Malarchuk’s life was saved by Jim Pizzutelli, the team’s trainer and a former army medic who had served in Vietnam. He reached into Malarchuk’s neck and pinched off the bleeding, not letting go until doctors arrived to begin suturing the wound. Still, Malarchuk came within minutes of becoming only the second on-ice fatality in NHL history (the first, and thus far only, was Bill Masterton).
If you wish to see the link, which I was cautioned not to put in due to its graphicness…go here.
Ironically, on February 10, 2008, Florida winger Richard Zednik had his external carotid artery cut by a skate blade of teammate Olli Jokinen, while playing in Buffalo. He underwent emergency surgery that night and lost five units of blood, but came back to play later that season.
JASON KENDALL: In 1999, he suffered a season-ending injury when he dislocated his ankle while running to first base in a July 4 game against Milwaukee. The unusual compound dislocation, which was initially misidentified as a fracture, was one of the most grisly injuries in recent baseball history.
Kendall was trying unsuccessfully to beat out a bunt in the fifth inning when his foot awkwardly struck the side of the first-base bag, rather than the top of the base. He took five or six more strides, then collapsed onto the artificial turf.
He went into shock almost immediately, a piece of his fibula sticking several inches out of his skin. Some teammates on the Pirates bench could not stand to watch, burying their faces in their hands.
DAVE DRAVECKY: After a cancerous desmoid tumor was found in Dravecky’s pitching arm, he underwent surgery on October 7, 1988, removing half of the deltoid muscle in his pitching arm and freezing the humerus bone in an effort to eliminate all of the cancerous cells. By July 1989, he was pitching in the minors, and on August 10, he made a highly publicized return to the major leagues, pitching 8 innings and defeating Cincinnati 4-3. In his following start five days later against the Expos, Dravecky pitched three no-hit innings, but in the fifth inning, he felt a tingling sensation in his arm. In the sixth inning he started off shaky, allowing a home run to the lead off batter and then hitting the second batter. Then, on his first pitch to Tim Raines, his humerus bone snapped, ending his career.

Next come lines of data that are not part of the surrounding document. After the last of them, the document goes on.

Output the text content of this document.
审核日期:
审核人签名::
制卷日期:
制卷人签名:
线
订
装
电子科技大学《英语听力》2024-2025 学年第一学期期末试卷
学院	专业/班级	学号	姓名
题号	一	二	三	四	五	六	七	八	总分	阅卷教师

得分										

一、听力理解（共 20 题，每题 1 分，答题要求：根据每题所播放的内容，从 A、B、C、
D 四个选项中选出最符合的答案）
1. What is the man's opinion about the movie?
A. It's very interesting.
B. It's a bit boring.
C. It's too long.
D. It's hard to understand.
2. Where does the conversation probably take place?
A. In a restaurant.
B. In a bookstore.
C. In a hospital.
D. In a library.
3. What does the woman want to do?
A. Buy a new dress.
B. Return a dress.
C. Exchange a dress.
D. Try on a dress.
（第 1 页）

To see a pitcher break his arm with a loud cracking sound while doing something as ordinary as throwing a pitch, then fall to the ground rolling in agonizing pain, was shocking, unusual, and upsetting, especially for those who had followed his touching story. The pitch was replayed on television repeatedly over the following days.
The Giants won the National League pennant in 1989, and in the post-game celebration, Dravecky’s arm was broken a second time. A doctor examining Dravecky’s x-rays noticed a mass in his arm. Cancer had returned. Eighteen days later, Dravecky retired from baseball, aged 33, leaving a 64-57 record with 558 strikeouts and a 3.13 ERA in 1,062.2 innings. He won the 1989 Willie Mac Award honoring his spirit and leadership.
On July 18, 1991, after two more surgeries, and more deterioration of the arm, doctors amputated his left arm and shoulder. He has written two books about his battles with cancer and about his comeback: Comeback, published in 1990, and When You Can’t Come Back, published in 1992.
Just keep these things in mind the next time you watch sports. Sure, there are those who are overpaid, overhyped, overdramatic prima donnas. However, they bleed the same way we do, and we feel the same pain they do. It’s not a movie, or anything that is “faked” or “staged.” It’s real life, and as shown by these five, it can be extremely devastating.